Five first-time feature filmmakers discovered they’d been nominated for a prestigious new Directors Guild of America award they didn’t even know existed.
“I was surprised,” says “Son of Saul” director Laszlo Nemes. “I didn’t expect the call. I didn’t know about the category. It’s a big deal, I guess.”
The DGA’s latest award, which recognizes the directorial achievement of a first-time feature director, includes one woman, Marielle Heller, among the nominees.
“The DGA is making a major effort to reach out to young filmmakers and make the union accessible to indie filmmakers and first-time filmmakers — and women,” says “The Diary of a Teenage Girl” director and recently minted DGA member.
Industry-wide pressure to diversify has impacted the insular guild whose director membership is only 14% female, 3.6% African-American and 2.7% Latino. With this new category, the guild expanded its reach, softening the blow that the traditional feature film nominees are all male. In addition to Nemes and Heller, the DGA is also recognizing Fernando Coimbra (“A Wolf at the Door”), Joel Edgerton (“The Gift”) and novelist-turned-filmmaker Alex Garland (“Ex Machina”). The award shines a spotlight on directorial talent that may be overlooked by the Hollywood establishment, recognizing smaller, more intimate films and a variety of genres.

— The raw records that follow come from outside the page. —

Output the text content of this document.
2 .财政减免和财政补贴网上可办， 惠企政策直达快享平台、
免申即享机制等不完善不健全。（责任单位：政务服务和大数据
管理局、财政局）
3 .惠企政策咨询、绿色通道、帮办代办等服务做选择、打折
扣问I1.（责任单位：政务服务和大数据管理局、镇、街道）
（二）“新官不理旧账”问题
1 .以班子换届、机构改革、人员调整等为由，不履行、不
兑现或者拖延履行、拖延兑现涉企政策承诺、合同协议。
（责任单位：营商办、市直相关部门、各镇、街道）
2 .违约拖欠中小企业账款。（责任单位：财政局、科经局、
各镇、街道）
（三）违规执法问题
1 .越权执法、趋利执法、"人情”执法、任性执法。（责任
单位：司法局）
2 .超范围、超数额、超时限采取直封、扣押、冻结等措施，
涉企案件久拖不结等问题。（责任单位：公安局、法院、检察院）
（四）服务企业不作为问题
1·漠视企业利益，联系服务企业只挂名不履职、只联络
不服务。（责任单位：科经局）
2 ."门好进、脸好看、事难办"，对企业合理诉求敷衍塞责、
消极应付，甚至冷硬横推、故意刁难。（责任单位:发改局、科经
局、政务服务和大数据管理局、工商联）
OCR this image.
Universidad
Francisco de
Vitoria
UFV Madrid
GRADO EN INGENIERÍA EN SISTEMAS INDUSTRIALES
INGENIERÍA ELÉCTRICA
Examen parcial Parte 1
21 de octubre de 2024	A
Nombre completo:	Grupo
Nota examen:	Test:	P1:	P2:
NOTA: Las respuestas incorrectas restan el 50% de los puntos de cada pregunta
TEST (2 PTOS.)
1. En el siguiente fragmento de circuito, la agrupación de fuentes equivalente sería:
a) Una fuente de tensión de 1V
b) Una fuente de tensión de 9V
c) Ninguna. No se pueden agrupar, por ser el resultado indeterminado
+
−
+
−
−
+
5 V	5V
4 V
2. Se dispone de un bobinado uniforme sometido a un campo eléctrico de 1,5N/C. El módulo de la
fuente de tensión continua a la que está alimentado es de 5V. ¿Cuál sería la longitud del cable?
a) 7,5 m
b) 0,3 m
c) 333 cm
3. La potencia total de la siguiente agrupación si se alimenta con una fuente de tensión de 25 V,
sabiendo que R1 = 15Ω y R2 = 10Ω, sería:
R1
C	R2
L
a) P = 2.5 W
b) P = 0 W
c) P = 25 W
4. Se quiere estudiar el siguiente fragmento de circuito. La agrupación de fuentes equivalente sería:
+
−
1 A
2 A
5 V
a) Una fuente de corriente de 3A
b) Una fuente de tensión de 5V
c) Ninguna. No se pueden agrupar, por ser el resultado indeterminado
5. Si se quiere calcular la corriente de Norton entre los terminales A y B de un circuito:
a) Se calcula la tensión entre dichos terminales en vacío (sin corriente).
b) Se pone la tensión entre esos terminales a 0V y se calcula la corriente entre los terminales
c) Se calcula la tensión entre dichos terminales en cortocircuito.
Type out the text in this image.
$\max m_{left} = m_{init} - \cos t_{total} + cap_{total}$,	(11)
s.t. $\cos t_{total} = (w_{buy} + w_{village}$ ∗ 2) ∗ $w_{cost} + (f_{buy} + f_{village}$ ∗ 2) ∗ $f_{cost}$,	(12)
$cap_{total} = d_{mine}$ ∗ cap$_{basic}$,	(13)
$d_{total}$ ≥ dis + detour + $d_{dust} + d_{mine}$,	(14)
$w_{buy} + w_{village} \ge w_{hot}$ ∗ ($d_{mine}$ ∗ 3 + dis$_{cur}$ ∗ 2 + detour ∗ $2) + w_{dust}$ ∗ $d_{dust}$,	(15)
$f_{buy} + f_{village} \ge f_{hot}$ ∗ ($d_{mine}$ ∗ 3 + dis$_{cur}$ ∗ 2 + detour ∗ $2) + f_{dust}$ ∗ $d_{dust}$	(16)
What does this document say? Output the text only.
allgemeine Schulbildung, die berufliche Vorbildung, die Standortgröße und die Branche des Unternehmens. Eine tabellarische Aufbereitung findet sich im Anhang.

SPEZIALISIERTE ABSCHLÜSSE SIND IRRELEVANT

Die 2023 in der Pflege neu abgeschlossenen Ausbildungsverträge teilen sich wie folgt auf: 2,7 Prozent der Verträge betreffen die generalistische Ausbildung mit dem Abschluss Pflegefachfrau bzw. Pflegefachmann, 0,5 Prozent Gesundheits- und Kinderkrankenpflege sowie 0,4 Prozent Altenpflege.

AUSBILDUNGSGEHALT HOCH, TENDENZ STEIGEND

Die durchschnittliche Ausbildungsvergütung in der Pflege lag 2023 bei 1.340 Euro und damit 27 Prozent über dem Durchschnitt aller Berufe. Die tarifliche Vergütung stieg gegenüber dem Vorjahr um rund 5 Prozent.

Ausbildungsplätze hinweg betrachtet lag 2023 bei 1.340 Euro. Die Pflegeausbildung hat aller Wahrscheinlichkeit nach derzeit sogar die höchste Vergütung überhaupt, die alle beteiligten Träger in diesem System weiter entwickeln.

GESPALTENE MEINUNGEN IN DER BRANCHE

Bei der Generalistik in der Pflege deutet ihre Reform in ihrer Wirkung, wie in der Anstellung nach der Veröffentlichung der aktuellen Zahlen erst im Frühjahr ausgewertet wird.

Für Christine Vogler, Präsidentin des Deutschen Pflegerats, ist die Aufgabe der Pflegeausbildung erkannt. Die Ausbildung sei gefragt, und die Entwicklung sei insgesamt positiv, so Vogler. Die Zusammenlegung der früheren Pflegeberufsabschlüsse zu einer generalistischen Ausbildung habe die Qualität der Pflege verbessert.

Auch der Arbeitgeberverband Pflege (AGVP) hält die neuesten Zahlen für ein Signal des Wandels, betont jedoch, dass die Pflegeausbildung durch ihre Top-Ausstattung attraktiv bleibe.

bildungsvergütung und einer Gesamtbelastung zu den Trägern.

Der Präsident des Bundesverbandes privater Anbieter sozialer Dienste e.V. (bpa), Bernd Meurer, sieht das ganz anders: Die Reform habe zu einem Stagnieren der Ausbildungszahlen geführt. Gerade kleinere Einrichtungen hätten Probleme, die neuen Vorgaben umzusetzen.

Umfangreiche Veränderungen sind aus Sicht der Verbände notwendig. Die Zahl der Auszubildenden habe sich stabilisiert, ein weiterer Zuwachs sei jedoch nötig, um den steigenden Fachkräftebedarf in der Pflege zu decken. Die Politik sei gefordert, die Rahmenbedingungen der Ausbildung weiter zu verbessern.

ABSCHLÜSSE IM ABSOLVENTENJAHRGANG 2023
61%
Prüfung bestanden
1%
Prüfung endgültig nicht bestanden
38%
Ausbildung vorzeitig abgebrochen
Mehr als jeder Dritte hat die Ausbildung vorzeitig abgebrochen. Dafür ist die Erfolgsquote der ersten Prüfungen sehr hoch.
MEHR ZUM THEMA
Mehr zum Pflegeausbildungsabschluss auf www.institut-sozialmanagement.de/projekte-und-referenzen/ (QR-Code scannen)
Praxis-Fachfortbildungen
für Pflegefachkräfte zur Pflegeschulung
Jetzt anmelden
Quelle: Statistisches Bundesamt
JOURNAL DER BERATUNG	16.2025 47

While “Son of Saul” also received a foreign-language film Oscar nomination, the movie itself is a breakthrough in a familiar awards genre, the Holocaust drama. Nemes believed his fellow filmmakers responded to his work because it doesn’t “take the language of cinema for granted.”
“We question the established standardized way of telling stories,” says Nemes. “It’s really the immersive quality of the film that relies more on the imagination of the viewer and trusts the viewer, breaking with the tradition of over-covered filmmaking.”
Addressing the same question, Heller felt her peers recognized her achievement because her “movie takes risks and takes on its subject matter in a very unapologetic way.
“Directors acknowledge how difficult it is to manifest a singularity of voice without judgment that permeates every detail of the filmmaking,” Heller says. “I made it my mission to take on the female teenager’s point-of-view in a period movie set in the ’70s in San Francisco. Directors know how tough that is and were impressed by that.”
Peer recognition is crucial for filmmakers embarking on a career. With this award, the DGA addresses its diversity issue while recognizing talent often overlooked during awards season.
According to Michael Barker, co-president of Sony Pictures Classics, which distributed the films by Heller and Nemes, “We at Sony Pictures Classics are so thrilled that the DGA added this category. For years, so many great directors didn’t make the cut. It’s terrific now and says a lot about the DGA having faith in the future.”